The compound of Claim 1 which is a structure represented by these, or its pharmaceutically acceptable salt. The structure of the -B (OY ¹ ) OY ² moiety of formula I is
The compound according to claim 1 or 2, or a pharmaceutically acceptable salt thereof. R ² is an isobutyl group, a cyclohexylmethyl group or benzyl group, the compound according to claim 1 or a pharmaceutically acceptable salt thereof. The compound according to any one of claims 1 to 4, or a pharmaceutically acceptable salt thereof, wherein S ¹ and S ² are both -C-C-C- or -C-O-C-. salt. The compound according to any one of claims 1 to 5, wherein A ¹ and A ² are both phenyl, or a pharmaceutically acceptable salt thereof.   The compound according to any one of claims 1 to 6, or a pharmaceutically acceptable salt thereof, wherein X is C. Formula IV
Where
m and n are independently of each other, 1, 2 or 3.

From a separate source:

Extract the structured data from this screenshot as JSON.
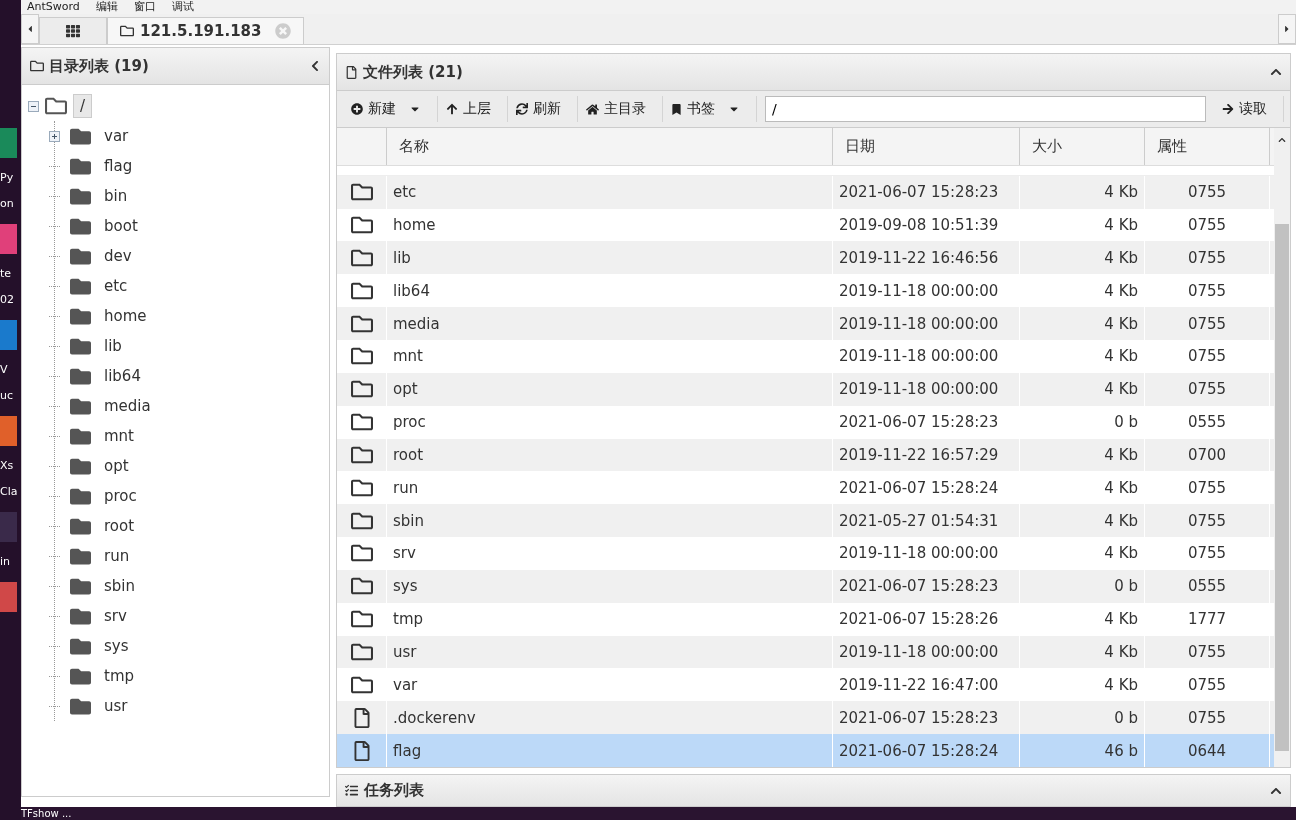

Or a pharmaceutically acceptable salt thereof.   A proteasome inhibitor comprising an effective amount of the compound according to any one of claims 1 to 8, or a pharmaceutically acceptable salt thereof.   A pharmaceutical composition for treating a proteasome-related disease, comprising at least one compound according to any one of claims 1 to 8, or a pharmaceutically acceptable salt thereof.   The pharmaceutical composition according to claim 10, wherein the proteasome-related disease is a tumor.